Deprecated API Lifetime#

  • APIs deprecated in TensorRT 10.16 will be retained until 3/2027.

  • APIs deprecated in TensorRT 10.15 will be retained until 1/2027.

  • APIs deprecated in TensorRT 10.14 will be retained until 10/2026.

  • APIs deprecated in TensorRT 10.13 will be retained until 8/2026.

  • APIs deprecated in TensorRT 10.12 will be retained until 6/2026.

  • APIs deprecated in TensorRT 10.11 will be retained until 5/2026.

  • APIs deprecated in TensorRT 10.10 will be retained until 4/2026.

Deprecated and Removed Features#

  • For a complete list of deprecated C++ APIs, refer to the C++ API Deprecated List.

  • The TensorRT static libraries are deprecated on Linux starting with TensorRT 10.11. If you are using the static libraries for building your application, migrate to building your application with the shared libraries. The following library files will be removed in TensorRT 11.0.

    • libnvinfer_static.a

    • libnvinfer_plugin_static.a

    • libnvinfer_lean_static.a

    • libnvinfer_dispatch_static.a

    • libnvinfer_vc_plugin_static.a

    • libnvonnxparser_static.a

    • libonnx_proto.a

Fixed Issues#

  • Valgrind showed Invalid read of size 8 when calling cuMemcpyDtoHAsync_v2 while using CUDA 13.0 on edge Blackwell devices. This issue has been fixed in CUDA 13.1.

  • The CUDA driver library libcuda.so.1 was required at TensorRT load time on SBSA systems when it was expected to be a runtime dependency. This dependency has been removed and libcuda.so.1 is no longer required at load time.

Known Issues#

Functional

  • The ECCommunicatorAPITests.SetCommunicatorFailsWithoutSupportedLayer and ECCommunicatorAPITests.SetCommunicatorSucceedsWithDistCollective runtime tests report errors under valgrind (host) and compute-sanitizer memcheck (GPU). Host-side memory leaks are caused by NCCL internal allocations during ncclCommInitRank and ncclCommSplit and reproduce on H100 and B100 platforms. GPU-side errors are NCCL kernel probing failures that occur on H100 (SM 90) when the sanitizer intercepts CUDA API errors before NCCL can handle them internally; B100 is not affected on the GPU side.

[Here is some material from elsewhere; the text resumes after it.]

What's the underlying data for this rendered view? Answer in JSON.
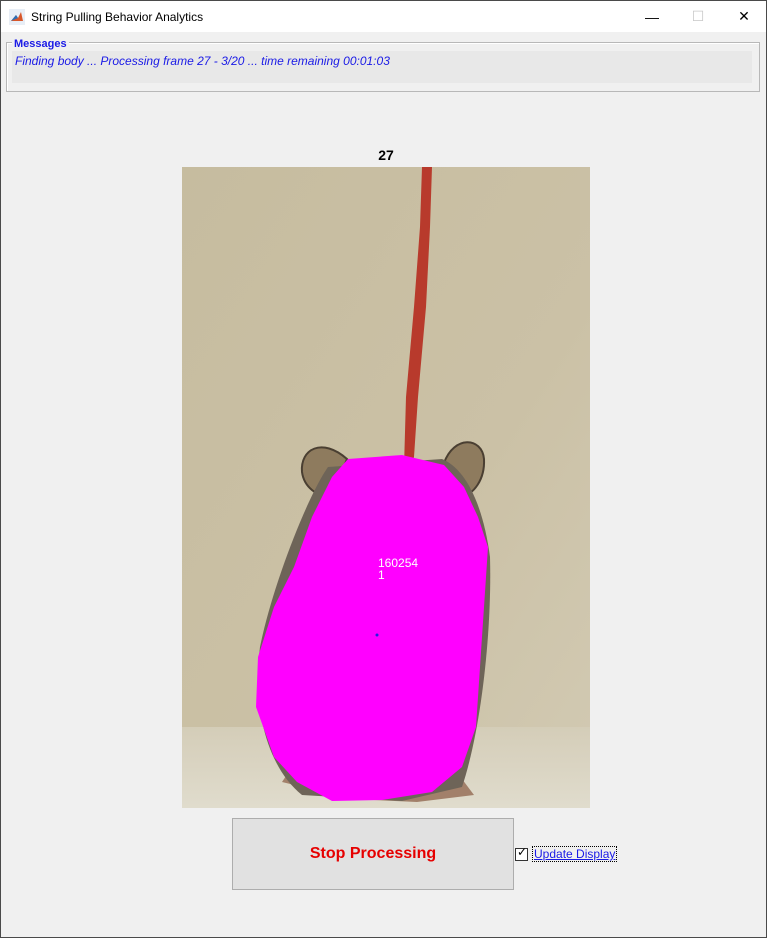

  • Inputs to the IRecurrenceLayer must always have the same shape. This means that ONNX models with loops whose recurrence inputs change shapes will be rejected.

  • On CUDA versions prior to 13.2, the compute-sanitizer initcheck tool may flag false positive Uninitialized __global__ memory read errors when running TensorRT applications on NVIDIA Hopper GPUs. These errors can be safely ignored.

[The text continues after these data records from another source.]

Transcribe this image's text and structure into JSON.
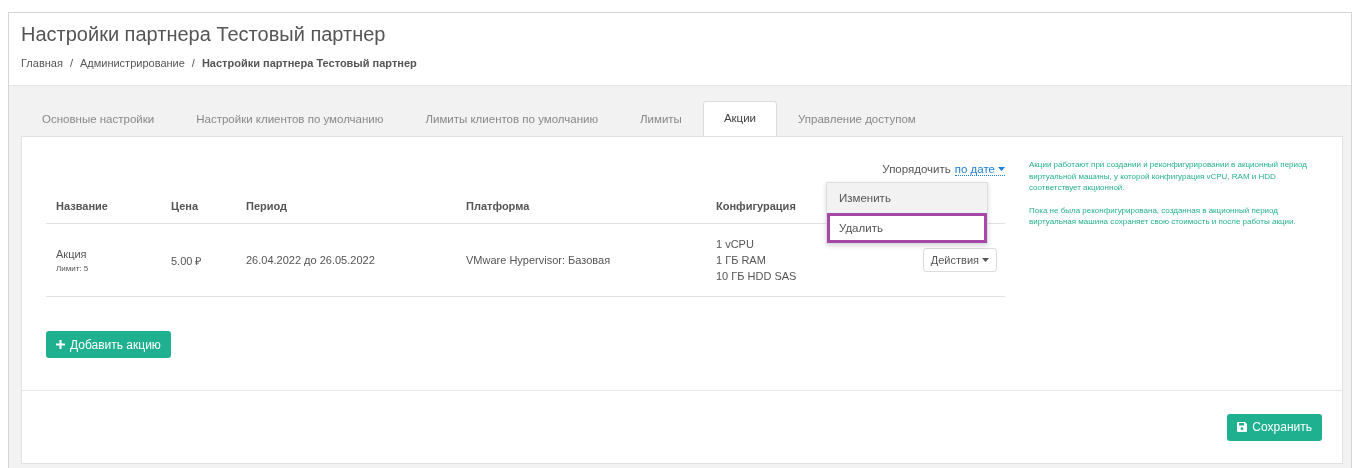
{
  "page": {
    "title": "Настройки партнера Тестовый партнер",
    "breadcrumb_separators": [
      "/",
      "/"
    ],
    "breadcrumbs": [
      {
        "label": "Главная",
        "current": false
      },
      {
        "label": "Администрирование",
        "current": false
      },
      {
        "label": "Настройки партнера Тестовый партнер",
        "current": true
      }
    ]
  },
  "tabs": [
    {
      "label": "Основные настройки",
      "selected": false
    },
    {
      "label": "Настройки клиентов по умолчанию",
      "selected": false
    },
    {
      "label": "Лимиты клиентов по умолчанию",
      "selected": false
    },
    {
      "label": "Лимиты",
      "selected": false
    },
    {
      "label": "Акции",
      "selected": true
    },
    {
      "label": "Управление доступом",
      "selected": false
    }
  ],
  "sort": {
    "label": "Упорядочить",
    "value": "по дате"
  },
  "table": {
    "columns": [
      "Название",
      "Цена",
      "Период",
      "Платформа",
      "Конфигурация"
    ],
    "rows": [
      {
        "name": "Акция",
        "limit": "Лимит: 5",
        "price": "5.00 ₽",
        "period": "26.04.2022 до 26.05.2022",
        "platform": "VMware Hypervisor: Базовая",
        "config": [
          "1 vCPU",
          "1 ГБ RAM",
          "10 ГБ HDD SAS"
        ],
        "actions": "Действия"
      }
    ]
  },
  "actions_menu": {
    "items": [
      {
        "label": "Изменить",
        "hovered": true,
        "highlighted": false
      },
      {
        "label": "Удалить",
        "hovered": false,
        "highlighted": true
      }
    ]
  },
  "add_button": {
    "label": "Добавить акцию"
  },
  "notes": [
    "Акции работают при создании и реконфигурировании в акционный период виртуальной машины, у которой конфигурация vCPU, RAM и HDD соответствует акционной.",
    "Пока не была реконфигурирована, созданная в акционный период виртуальная машина сохраняет свою стоимость и после работы акции."
  ],
  "save_button": {
    "label": "Сохранить"
  }
}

  • For broadcasting elementwise layers running on DLA with GPU fallback enabled with one NxCxHxW input and one Nx1x1x1 input, there is a known accuracy issue if at least one of the inputs is consumed in kDLA_LINEAR format. It is recommended to explicitly set the input formats of such elementwise layers to different tensor formats.

  • inplace_add mini-sample of the quickly_deployable_plugins Python sample may produce incorrect outputs on Windows.

  • TensorRT may exit if inputs with invalid values are provided to the RoiAlign plugin (ROIAlign_TRT), especially if there is inconsistency in the indices specified in the batch_indices input and the actual batch size used.

  • The ONNX specification of the NonMaxSuppression operation requires the iou_threshold parameter to be in the range of [0.0-1.0]. However, TensorRT does not validate the value of the parameter; therefore, TensorRT will accept values outside of this range, in which case, the engine will continue executing as if the value was capped at either end of this range.

  • PluginV2 in a loop or conditional scope is not supported. Upgrade to the PluginV3 interface as a WAR. This will impact some TensorRT-LLM models with GEMM plugins in a conditional scope.

Performance

  • EfficientNet/RegNet has a ~5 - 10% performance regression on RTX PRO 6000 Blackwell platform.

  • A non-zero tilingOptimizationLevel might introduce engine build failures for some networks on L4 GPUs.

  • The kREFIT and kREFIT_IDENTICAL have performance regressions compared with non-refit engines where convolution layers are present within a branch or loop, and the precision is FP16/INT8. This issue will be addressed in future releases.